Figure 10 presents the vortical structure of the turbine, which is resolved by the isosurfaces of different Q-criteria. As can be seen in these sub-figures, the extracted tip vortices are clearly illustrated as the value of Q decreases. However, the vortices identified by Q-criteria contain redundant motions in the wall shear layer of the diffuser. Similar to the study on the ship propeller [27], these deformations are excluded in Figure 12 when resolving the vortices by $\Omega$-Rortex criteria.

Figure 11 shows the contours of vortical structure with different ${\lambda }_2$ values. Compared to the Q isosurfaces, a ${\lambda }_2$-criterion cannot distinguish the vortical tubes with certain distinct boundaries. The vortex has a discontinuous intermittent structure after passing the rotor and behind the outlet of the diffuser. Notice that both Q and ${\lambda }_2$ criteria are sensitive to the isosurface thresholds. In general, it is different to identify the vortex structure inside the diffuser of a horizontal-axis tidal stream turbine with the vortex identification methods that are based on a velocity gradient [43].

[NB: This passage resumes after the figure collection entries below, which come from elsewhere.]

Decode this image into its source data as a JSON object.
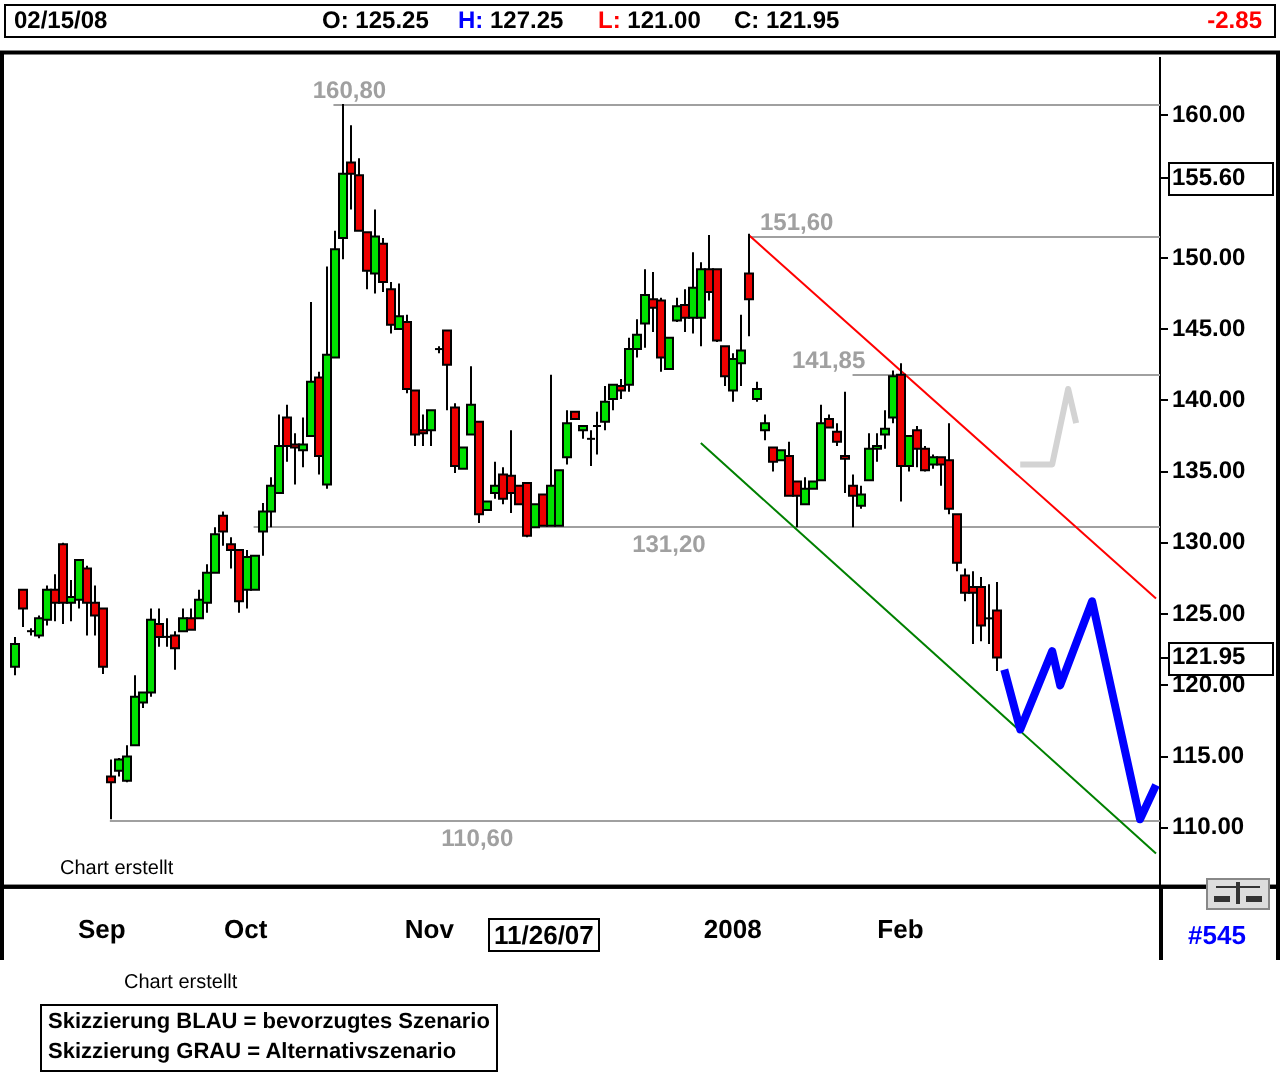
{
  "chart_data": {
    "type": "candlestick",
    "categories": [
      null,
      null,
      null,
      null,
      null,
      null,
      null,
      null,
      null,
      null,
      null,
      "Sep",
      null,
      null,
      null,
      null,
      null,
      null,
      null,
      null,
      null,
      null,
      null,
      null,
      null,
      null,
      null,
      null,
      null,
      "Oct",
      null,
      null,
      null,
      null,
      null,
      null,
      null,
      null,
      null,
      null,
      null,
      null,
      null,
      null,
      null,
      null,
      null,
      null,
      null,
      null,
      null,
      null,
      "Nov",
      null,
      null,
      null,
      null,
      null,
      null,
      null,
      null,
      null,
      null,
      null,
      null,
      null,
      null,
      null,
      null,
      null,
      null,
      null,
      null,
      null,
      null,
      null,
      null,
      null,
      null,
      null,
      null,
      null,
      null,
      null,
      null,
      null,
      null,
      null,
      null,
      null,
      "2008",
      null,
      null,
      null,
      null,
      null,
      null,
      null,
      null,
      null,
      null,
      null,
      null,
      null,
      null,
      null,
      null,
      null,
      null,
      null,
      null,
      "Feb",
      null,
      null,
      null,
      null,
      null,
      null,
      null,
      null,
      null,
      null,
      null,
      null,
      null,
      null,
      null,
      null,
      null,
      null,
      null,
      null,
      null,
      null,
      null,
      null,
      null,
      null,
      null,
      null,
      null,
      null,
      null,
      null
    ],
    "ohlc": [
      [
        121.3,
        123.4,
        120.7,
        122.9
      ],
      [
        126.7,
        126.7,
        124.1,
        125.4
      ],
      [
        123.8,
        124.0,
        123.5,
        123.8
      ],
      [
        123.5,
        124.9,
        123.3,
        124.7
      ],
      [
        124.6,
        127.0,
        124.2,
        126.7
      ],
      [
        126.7,
        127.8,
        124.5,
        125.8
      ],
      [
        129.9,
        130.0,
        124.3,
        125.8
      ],
      [
        125.8,
        127.4,
        124.5,
        126.2
      ],
      [
        126.0,
        128.8,
        125.4,
        128.8
      ],
      [
        128.2,
        128.4,
        123.5,
        125.8
      ],
      [
        125.8,
        127.0,
        123.5,
        124.9
      ],
      [
        125.4,
        125.4,
        120.8,
        121.3
      ],
      [
        113.6,
        114.8,
        110.6,
        113.2
      ],
      [
        114.0,
        114.9,
        113.6,
        114.8
      ],
      [
        113.3,
        115.8,
        113.2,
        115.0
      ],
      [
        115.8,
        120.7,
        115.8,
        119.2
      ],
      [
        118.8,
        119.5,
        118.4,
        119.5
      ],
      [
        119.5,
        125.4,
        119.2,
        124.6
      ],
      [
        124.3,
        125.4,
        122.7,
        123.4
      ],
      [
        123.4,
        124.7,
        122.7,
        123.3
      ],
      [
        123.5,
        123.8,
        121.1,
        122.6
      ],
      [
        123.8,
        125.4,
        123.8,
        124.7
      ],
      [
        124.7,
        125.4,
        123.9,
        123.9
      ],
      [
        124.7,
        126.7,
        124.7,
        126.0
      ],
      [
        125.8,
        128.5,
        125.1,
        127.9
      ],
      [
        127.9,
        131.1,
        127.9,
        130.6
      ],
      [
        131.9,
        132.2,
        129.8,
        130.8
      ],
      [
        129.9,
        130.4,
        128.2,
        129.5
      ],
      [
        129.5,
        129.5,
        125.1,
        125.9
      ],
      [
        126.7,
        129.5,
        125.4,
        129.0
      ],
      [
        126.7,
        129.1,
        126.7,
        129.1
      ],
      [
        130.8,
        132.8,
        129.1,
        132.2
      ],
      [
        132.2,
        134.6,
        131.1,
        134.0
      ],
      [
        133.5,
        139.0,
        133.5,
        136.8
      ],
      [
        138.8,
        139.7,
        135.7,
        136.8
      ],
      [
        136.9,
        137.7,
        134.1,
        136.7
      ],
      [
        136.5,
        138.8,
        135.3,
        136.9
      ],
      [
        137.5,
        146.9,
        137.5,
        141.3
      ],
      [
        141.6,
        142.0,
        134.8,
        136.1
      ],
      [
        134.1,
        149.4,
        133.8,
        143.2
      ],
      [
        143.0,
        151.9,
        143.0,
        150.6
      ],
      [
        151.4,
        160.8,
        149.9,
        155.9
      ],
      [
        156.7,
        159.3,
        153.4,
        155.9
      ],
      [
        155.8,
        157.0,
        151.9,
        151.9
      ],
      [
        151.8,
        151.8,
        147.8,
        149.1
      ],
      [
        148.9,
        153.4,
        147.5,
        151.5
      ],
      [
        151.0,
        151.4,
        147.6,
        148.3
      ],
      [
        147.8,
        148.3,
        144.7,
        145.3
      ],
      [
        145.0,
        148.2,
        145.0,
        145.9
      ],
      [
        145.5,
        146.0,
        140.5,
        140.8
      ],
      [
        140.7,
        140.7,
        136.8,
        137.6
      ],
      [
        137.9,
        139.0,
        136.8,
        137.7
      ],
      [
        137.9,
        139.3,
        136.8,
        139.3
      ],
      [
        143.6,
        143.8,
        143.3,
        143.5
      ],
      [
        144.9,
        144.9,
        139.3,
        142.5
      ],
      [
        139.5,
        139.8,
        134.9,
        135.4
      ],
      [
        135.2,
        136.7,
        135.2,
        136.7
      ],
      [
        137.6,
        142.4,
        137.6,
        139.7
      ],
      [
        138.5,
        138.5,
        131.4,
        132.0
      ],
      [
        132.3,
        132.9,
        132.3,
        132.9
      ],
      [
        133.5,
        135.7,
        133.1,
        134.0
      ],
      [
        134.8,
        135.3,
        132.7,
        133.1
      ],
      [
        134.7,
        137.9,
        132.1,
        133.5
      ],
      [
        134.0,
        134.0,
        132.7,
        132.7
      ],
      [
        134.2,
        134.2,
        130.4,
        130.5
      ],
      [
        131.1,
        132.7,
        131.1,
        132.7
      ],
      [
        133.4,
        133.4,
        131.2,
        131.2
      ],
      [
        131.2,
        141.8,
        131.2,
        134.0
      ],
      [
        131.2,
        135.1,
        131.2,
        135.1
      ],
      [
        136.0,
        139.3,
        135.5,
        138.4
      ],
      [
        139.2,
        139.2,
        138.7,
        138.7
      ],
      [
        137.9,
        138.2,
        137.3,
        138.2
      ],
      [
        137.3,
        137.9,
        135.4,
        137.3
      ],
      [
        138.2,
        139.2,
        136.2,
        138.2
      ],
      [
        138.5,
        141.0,
        137.9,
        139.9
      ],
      [
        140.1,
        141.1,
        139.3,
        141.1
      ],
      [
        141.0,
        141.5,
        140.1,
        140.7
      ],
      [
        141.1,
        144.4,
        140.6,
        143.6
      ],
      [
        143.6,
        145.7,
        143.0,
        144.6
      ],
      [
        145.4,
        149.2,
        143.7,
        147.4
      ],
      [
        147.1,
        149.0,
        144.8,
        146.5
      ],
      [
        147.0,
        147.2,
        142.0,
        143.0
      ],
      [
        142.2,
        144.4,
        142.2,
        144.4
      ],
      [
        145.6,
        147.2,
        145.5,
        146.6
      ],
      [
        146.7,
        147.8,
        144.8,
        145.8
      ],
      [
        145.8,
        150.4,
        144.7,
        147.9
      ],
      [
        145.8,
        149.7,
        143.8,
        149.2
      ],
      [
        149.2,
        151.6,
        147.0,
        147.6
      ],
      [
        149.2,
        149.2,
        144.1,
        144.2
      ],
      [
        143.8,
        143.8,
        141.0,
        141.7
      ],
      [
        140.7,
        143.3,
        139.9,
        142.9
      ],
      [
        142.6,
        146.0,
        141.0,
        143.5
      ],
      [
        148.9,
        151.7,
        144.5,
        147.1
      ],
      [
        140.1,
        141.3,
        139.9,
        140.8
      ],
      [
        137.9,
        139.0,
        137.2,
        138.4
      ],
      [
        136.7,
        136.7,
        135.0,
        135.7
      ],
      [
        135.8,
        136.5,
        135.8,
        136.5
      ],
      [
        136.1,
        137.1,
        133.3,
        133.3
      ],
      [
        134.3,
        134.3,
        131.1,
        133.3
      ],
      [
        132.7,
        134.6,
        132.7,
        133.8
      ],
      [
        133.8,
        134.3,
        133.8,
        134.3
      ],
      [
        134.4,
        139.7,
        134.4,
        138.4
      ],
      [
        138.7,
        139.0,
        138.1,
        138.1
      ],
      [
        137.8,
        138.4,
        136.8,
        137.1
      ],
      [
        136.1,
        140.6,
        133.5,
        135.9
      ],
      [
        134.0,
        134.8,
        131.1,
        133.3
      ],
      [
        132.6,
        134.0,
        132.4,
        133.4
      ],
      [
        134.4,
        137.7,
        134.4,
        136.6
      ],
      [
        136.6,
        137.7,
        135.7,
        136.8
      ],
      [
        137.6,
        139.3,
        136.6,
        138.0
      ],
      [
        138.8,
        142.1,
        138.4,
        141.7
      ],
      [
        141.8,
        142.6,
        132.9,
        135.4
      ],
      [
        135.4,
        137.5,
        135.0,
        137.5
      ],
      [
        137.9,
        138.2,
        135.3,
        136.6
      ],
      [
        136.6,
        136.8,
        135.0,
        135.1
      ],
      [
        135.5,
        136.2,
        135.2,
        136.0
      ],
      [
        136.0,
        136.0,
        134.0,
        135.5
      ],
      [
        135.8,
        138.4,
        132.0,
        132.4
      ],
      [
        132.0,
        132.0,
        128.0,
        128.6
      ],
      [
        127.7,
        128.2,
        125.9,
        126.5
      ],
      [
        126.9,
        128.0,
        122.9,
        126.5
      ],
      [
        126.9,
        127.6,
        123.1,
        124.2
      ],
      [
        124.7,
        127.1,
        122.9,
        124.7
      ],
      [
        125.25,
        127.25,
        121.0,
        121.95
      ],
      null,
      null,
      null,
      null,
      null,
      null,
      null,
      null,
      null,
      null,
      null,
      null,
      null,
      null,
      null,
      null,
      null,
      null,
      null,
      null
    ],
    "series": [
      {
        "type": "line",
        "color": "#0000ff",
        "values": [
          null,
          null,
          null,
          null,
          null,
          null,
          null,
          null,
          null,
          null,
          null,
          null,
          null,
          null,
          null,
          null,
          null,
          null,
          null,
          null,
          null,
          null,
          null,
          null,
          null,
          null,
          null,
          null,
          null,
          null,
          null,
          null,
          null,
          null,
          null,
          null,
          null,
          null,
          null,
          null,
          null,
          null,
          null,
          null,
          null,
          null,
          null,
          null,
          null,
          null,
          null,
          null,
          null,
          null,
          null,
          null,
          null,
          null,
          null,
          null,
          null,
          null,
          null,
          null,
          null,
          null,
          null,
          null,
          null,
          null,
          null,
          null,
          null,
          null,
          null,
          null,
          null,
          null,
          null,
          null,
          null,
          null,
          null,
          null,
          null,
          null,
          null,
          null,
          null,
          null,
          null,
          null,
          null,
          null,
          null,
          null,
          null,
          null,
          null,
          null,
          null,
          null,
          null,
          null,
          null,
          null,
          null,
          null,
          null,
          null,
          null,
          null,
          null,
          null,
          null,
          null,
          null,
          null,
          null,
          null,
          null,
          null,
          null,
          null,
          121.1,
          null,
          116.9,
          null,
          null,
          null,
          122.4,
          120.0,
          null,
          null,
          null,
          125.9,
          null,
          null,
          null,
          null,
          null,
          110.6,
          null,
          113.0
        ]
      },
      {
        "type": "line",
        "color": "#d3d3d3",
        "values": [
          null,
          null,
          null,
          null,
          null,
          null,
          null,
          null,
          null,
          null,
          null,
          null,
          null,
          null,
          null,
          null,
          null,
          null,
          null,
          null,
          null,
          null,
          null,
          null,
          null,
          null,
          null,
          null,
          null,
          null,
          null,
          null,
          null,
          null,
          null,
          null,
          null,
          null,
          null,
          null,
          null,
          null,
          null,
          null,
          null,
          null,
          null,
          null,
          null,
          null,
          null,
          null,
          null,
          null,
          null,
          null,
          null,
          null,
          null,
          null,
          null,
          null,
          null,
          null,
          null,
          null,
          null,
          null,
          null,
          null,
          null,
          null,
          null,
          null,
          null,
          null,
          null,
          null,
          null,
          null,
          null,
          null,
          null,
          null,
          null,
          null,
          null,
          null,
          null,
          null,
          null,
          null,
          null,
          null,
          null,
          null,
          null,
          null,
          null,
          null,
          null,
          null,
          null,
          null,
          null,
          null,
          null,
          null,
          null,
          null,
          null,
          null,
          null,
          null,
          null,
          null,
          null,
          null,
          null,
          null,
          null,
          null,
          null,
          null,
          null,
          null,
          135.5,
          null,
          null,
          null,
          135.5,
          null,
          140.8,
          138.4,
          null,
          null,
          null,
          null,
          null,
          null,
          null,
          null,
          null,
          null
        ]
      },
      {
        "type": "line",
        "color": "#ff0000",
        "values": [
          null,
          null,
          null,
          null,
          null,
          null,
          null,
          null,
          null,
          null,
          null,
          null,
          null,
          null,
          null,
          null,
          null,
          null,
          null,
          null,
          null,
          null,
          null,
          null,
          null,
          null,
          null,
          null,
          null,
          null,
          null,
          null,
          null,
          null,
          null,
          null,
          null,
          null,
          null,
          null,
          null,
          null,
          null,
          null,
          null,
          null,
          null,
          null,
          null,
          null,
          null,
          null,
          null,
          null,
          null,
          null,
          null,
          null,
          null,
          null,
          null,
          null,
          null,
          null,
          null,
          null,
          null,
          null,
          null,
          null,
          null,
          null,
          null,
          null,
          null,
          null,
          null,
          null,
          null,
          null,
          null,
          null,
          null,
          null,
          null,
          null,
          null,
          null,
          null,
          null,
          null,
          null,
          151.6,
          null,
          null,
          null,
          null,
          null,
          null,
          null,
          null,
          null,
          null,
          null,
          null,
          null,
          null,
          null,
          null,
          null,
          null,
          null,
          null,
          null,
          null,
          null,
          null,
          null,
          null,
          null,
          null,
          null,
          null,
          null,
          null,
          null,
          null,
          null,
          null,
          null,
          null,
          null,
          null,
          null,
          null,
          null,
          null,
          null,
          null,
          null,
          null,
          null,
          null,
          126.1
        ]
      },
      {
        "type": "line",
        "color": "#008000",
        "values": [
          null,
          null,
          null,
          null,
          null,
          null,
          null,
          null,
          null,
          null,
          null,
          null,
          null,
          null,
          null,
          null,
          null,
          null,
          null,
          null,
          null,
          null,
          null,
          null,
          null,
          null,
          null,
          null,
          null,
          null,
          null,
          null,
          null,
          null,
          null,
          null,
          null,
          null,
          null,
          null,
          null,
          null,
          null,
          null,
          null,
          null,
          null,
          null,
          null,
          null,
          null,
          null,
          null,
          null,
          null,
          null,
          null,
          null,
          null,
          null,
          null,
          null,
          null,
          null,
          null,
          null,
          null,
          null,
          null,
          null,
          null,
          null,
          null,
          null,
          null,
          null,
          null,
          null,
          null,
          null,
          null,
          null,
          null,
          null,
          null,
          null,
          137.0,
          null,
          null,
          null,
          null,
          null,
          null,
          null,
          null,
          null,
          null,
          null,
          null,
          null,
          null,
          null,
          null,
          null,
          null,
          null,
          null,
          null,
          null,
          null,
          null,
          null,
          null,
          null,
          null,
          null,
          null,
          null,
          null,
          null,
          null,
          null,
          null,
          null,
          null,
          null,
          null,
          null,
          null,
          null,
          null,
          null,
          null,
          null,
          null,
          null,
          null,
          null,
          null,
          null,
          null,
          null,
          null,
          108.2
        ]
      }
    ],
    "ylim": [
      106,
      164
    ],
    "yticks": [
      {
        "value": 110,
        "label": "110.00"
      },
      {
        "value": 115,
        "label": "115.00"
      },
      {
        "value": 120,
        "label": "120.00"
      },
      {
        "value": 121.95,
        "label": "121.95"
      },
      {
        "value": 125,
        "label": "125.00"
      },
      {
        "value": 130,
        "label": "130.00"
      },
      {
        "value": 135,
        "label": "135.00"
      },
      {
        "value": 140,
        "label": "140.00"
      },
      {
        "value": 145,
        "label": "145.00"
      },
      {
        "value": 150,
        "label": "150.00"
      },
      {
        "value": 155.6,
        "label": "155.60"
      },
      {
        "value": 160,
        "label": "160.00"
      }
    ],
    "ref_lines": [
      {
        "axis": "y",
        "value": 160.8,
        "label": "160,80",
        "color": "#a0a0a0"
      },
      {
        "axis": "y",
        "value": 151.6,
        "label": "151,60",
        "color": "#a0a0a0"
      },
      {
        "axis": "y",
        "value": 141.85,
        "label": "141,85",
        "color": "#a0a0a0"
      },
      {
        "axis": "y",
        "value": 131.2,
        "label": "131,20",
        "color": "#a0a0a0"
      },
      {
        "axis": "y",
        "value": 110.6,
        "label": "110,60",
        "color": "#a0a0a0"
      }
    ],
    "annotations": [
      "02/15/08",
      "O: 125.25",
      "H: 127.25",
      "L: 121.00",
      "C: 121.95",
      "-2.85",
      "Chart erstellt",
      "11/26/07",
      "#545",
      "Chart erstellt",
      "Skizzierung BLAU = bevorzugtes Szenario",
      "Skizzierung GRAU = Alternativszenario"
    ],
    "legend": false
  }
}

Figure 12 depicts the vortical structure of DAHATT with $\Omega$-Rortex criteria. Owing to the clear physical meaning of ${\Omega }_R$ defined by Liu et al. [32], ${\Omega }_R=0.52$ is recommended to illustrate the rotation strength of vortices. However, when the strong swirling vortex is broken due to the presence of the supporting structure, $\epsilon$ (in Equation (23)) will not be large enough to identify the vortical structure even if the rotational strength is stronger than the deformation. Hence, it is crucial to study the sensitivity of $b_0$ for the vortex identification using the $\Omega$-Rortex method. As mentioned in Zhao et al.’s research [27], $b_0={10}^{-6}$ is reasonable for most marine hydrodynamic investigations. According to our investigation, $b_0={10}^{-6}$ is too large, so the wrong vortical structure, which contains extra shear motion near the tip clearance, is captured. For our case, the threshold value of $b_0={10}^{-5}$ is suitable for extracting the vortices inside the diffuser and behind the support structure.

5. Conclusions

The presented investigation focused on the near wake structure, entropy production analysis, and vortex identification of diffuser-augmented horizontal-axis tidal stream turbine (DAHATT). After the detailed discussions, the following conclusions are drawn:

(1)

The overall mean wake structure follows a tadpole-shape on the horizontal plane, whilst it has the maximum velocity deficit after the outer edge of the diffuser. In the near wake, the vertical profiles exhibit a triple peak distribution and significant recovery within $6D$ downstream.

(2)

On the whole, the region that is behind the tip of the diffuser inlet accounts for the greatest proportion of entropy production rate (${\dot{s}}_D$). Inside the diffuser, entropy production rate (${\dot{s}}_D$) experiences a rapid dissipation after passing the rotor. Moreover, in the near wake region, the distribution of ${\dot{s}}_D$ can be depicted as deflecting towards the free surface and the bottom of the flume.

(3)

Q and ${\lambda }_2$-criteria are sensitive to their isosurface thresholds. The vortices identified by Q-criteria contain redundant wall shear motions, and ${\lambda }_2$-criteria cannot distinguish the vortical structure with certain distinct boundaries. Thus, the $\Omega$-Rortex method provides reliable vortex identification results for DAHATT.

(4)

Owing to the vortex breakup of the strong swirling flows, $b_0$ should be a small value that distinguishes the rotational part from the overall vortical structure. For the investigation of DAHATT, we suggest that $b_0$ should be set to ${10}^{-5}$.